Multilayer MoS has been gaining interest as a new semiconducting material for flexible displays, memory devices, chemical/biosensors, and photodetectors. However, conventional multilayer MoS devices have exhibited limited performances due to the Schottky barrier and defects. Here, we demonstrate poly(diketopyrrolopyrrole-terthiophene) (PDPP3T) doping effects in multilayer MoS, which results in improved electrical characteristics (∼4.6× higher on-current compared to the baseline and a high current on/off ratio of 10). Synchrotron-based study using X-ray photoelectron spectroscopy and grazing incidence wide-angle X-ray diffraction provides mechanisms that align the edge-on crystallites (97.5%) of the PDPP3T as well as a larger interaction with MoS that leads to dipole and charge transfer effects (at annealing temperature of 300 °C), which support the observed enhancement of the electrical characteristics. Furthermore, we demonstrate a complementary metal-oxide-semiconductor inverter that uses a p-type MoSe and a PDPP3T-doped MoS as charging and discharging channels, respectively.

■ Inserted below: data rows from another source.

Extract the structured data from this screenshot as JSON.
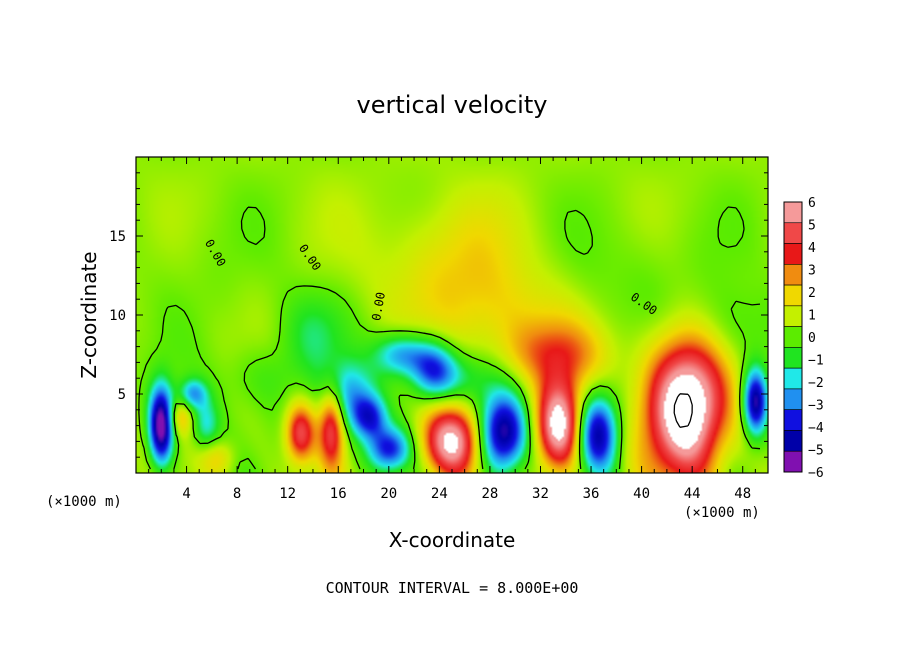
{
  "chart_data": {
    "type": "heatmap",
    "title": "vertical velocity",
    "xlabel": "X-coordinate",
    "ylabel": "Z-coordinate",
    "x_unit": "(×1000 m)",
    "x_unit_right": "(×1000 m)",
    "xlim": [
      0,
      50
    ],
    "ylim": [
      0,
      20
    ],
    "x_ticks": [
      4,
      8,
      12,
      16,
      20,
      24,
      28,
      32,
      36,
      40,
      44,
      48
    ],
    "y_ticks": [
      5,
      10,
      15
    ],
    "colorbar": {
      "levels": [
        6,
        5,
        4,
        3,
        2,
        1,
        0,
        -1,
        -2,
        -3,
        -4,
        -5,
        -6
      ],
      "labels": [
        "6",
        "5",
        "4",
        "3",
        "2",
        "1",
        "0",
        "−1",
        "−2",
        "−3",
        "−4",
        "−5",
        "−6"
      ],
      "colors": [
        "#f59a9a",
        "#f04848",
        "#e81818",
        "#f08c10",
        "#f0d800",
        "#c4f000",
        "#5cec00",
        "#20e420",
        "#20e8e8",
        "#2090f0",
        "#1010e0",
        "#0000a8",
        "#8010b0"
      ]
    },
    "background_value": 0.5,
    "features": [
      {
        "x": 2.0,
        "z": 3.0,
        "sx": 0.7,
        "sz": 1.8,
        "v": -7
      },
      {
        "x": 4.5,
        "z": 5.0,
        "sx": 0.8,
        "sz": 0.7,
        "v": -3
      },
      {
        "x": 5.5,
        "z": 3.0,
        "sx": 0.8,
        "sz": 1.2,
        "v": -2.5
      },
      {
        "x": 3.5,
        "z": 3.5,
        "sx": 0.7,
        "sz": 0.8,
        "v": 2
      },
      {
        "x": 6.5,
        "z": 1.0,
        "sx": 1.0,
        "sz": 0.8,
        "v": 1.5
      },
      {
        "x": 13.0,
        "z": 2.5,
        "sx": 0.8,
        "sz": 1.3,
        "v": 4.5
      },
      {
        "x": 15.5,
        "z": 3.0,
        "sx": 0.7,
        "sz": 1.8,
        "v": 4.5
      },
      {
        "x": 17.0,
        "z": 5.0,
        "sx": 1.5,
        "sz": 1.5,
        "v": -3
      },
      {
        "x": 18.5,
        "z": 3.5,
        "sx": 1.0,
        "sz": 1.0,
        "v": -4
      },
      {
        "x": 20.0,
        "z": 1.5,
        "sx": 1.2,
        "sz": 1.0,
        "v": -4.5
      },
      {
        "x": 21.0,
        "z": 7.5,
        "sx": 1.5,
        "sz": 1.0,
        "v": -3.5
      },
      {
        "x": 23.5,
        "z": 6.5,
        "sx": 1.3,
        "sz": 1.3,
        "v": -4
      },
      {
        "x": 25.0,
        "z": 2.0,
        "sx": 1.6,
        "sz": 1.6,
        "v": 6.5
      },
      {
        "x": 29.0,
        "z": 2.5,
        "sx": 1.4,
        "sz": 1.8,
        "v": -6.5
      },
      {
        "x": 26.0,
        "z": 6.0,
        "sx": 2.0,
        "sz": 1.2,
        "v": -1.5
      },
      {
        "x": 33.5,
        "z": 3.0,
        "sx": 1.3,
        "sz": 2.0,
        "v": 7
      },
      {
        "x": 36.5,
        "z": 2.5,
        "sx": 1.2,
        "sz": 1.8,
        "v": -5.5
      },
      {
        "x": 33.0,
        "z": 7.5,
        "sx": 3.0,
        "sz": 1.5,
        "v": 2.5
      },
      {
        "x": 43.5,
        "z": 4.2,
        "sx": 2.2,
        "sz": 3.2,
        "v": 8
      },
      {
        "x": 49.0,
        "z": 4.5,
        "sx": 0.7,
        "sz": 1.5,
        "v": -6
      },
      {
        "x": 47.0,
        "z": 9.0,
        "sx": 3.0,
        "sz": 2.0,
        "v": -1.2
      },
      {
        "x": 25.0,
        "z": 13.0,
        "sx": 4.0,
        "sz": 3.0,
        "v": 1.5
      },
      {
        "x": 30.0,
        "z": 10.0,
        "sx": 4.0,
        "sz": 2.0,
        "v": 1.0
      },
      {
        "x": 4.0,
        "z": 13.0,
        "sx": 3.0,
        "sz": 3.0,
        "v": -0.3
      },
      {
        "x": 14.0,
        "z": 9.0,
        "sx": 2.0,
        "sz": 2.0,
        "v": -1.5
      },
      {
        "x": 10.0,
        "z": 6.0,
        "sx": 2.5,
        "sz": 1.5,
        "v": -1.0
      },
      {
        "x": 40.0,
        "z": 12.0,
        "sx": 4.0,
        "sz": 3.0,
        "v": -0.6
      }
    ],
    "contour_label": "0.00",
    "contour_label_positions": [
      {
        "x": 6,
        "z": 13.8,
        "angle": 60
      },
      {
        "x": 13.5,
        "z": 13.5,
        "angle": 55
      },
      {
        "x": 19.5,
        "z": 10.5,
        "angle": -80
      },
      {
        "x": 40,
        "z": 10.5,
        "angle": 35
      }
    ],
    "footer": "CONTOUR INTERVAL = 8.000E+00"
  }
}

多层 MoS 作为一种新的半导体材料,在柔性显示器、存储器件、化学/生物传感器和光电探测器方面引起了人们的兴趣。然而,由于肖特基势垒和缺陷的存在,传统的多层 MoS 器件的性能受到限制。在这里,我们展示了聚二酮吡咯并吡咯-噻吩(PDPP3T)对多层 MoS 的掺杂效应,这导致了电特性的改善(与基线相比,电流增加了约 4.6 倍,电流开关比高达 10)。基于同步加速器的 X 射线光电子能谱和掠入射广角 X 射线衍射研究提供了机制,使 PDPP3T 的边缘晶(97.5%)排列整齐,并与 MoS 有更大的相互作用,导致偶极和电荷转移效应(在 300°C 的退火温度下),这支持了所观察到的电特性的增强。此外,我们还展示了一种互补金属氧化物半导体(CMOS)反相器,它使用 p 型 MoSe 和 PDPP3T 掺杂的 MoS 分别作为充电和放电通道。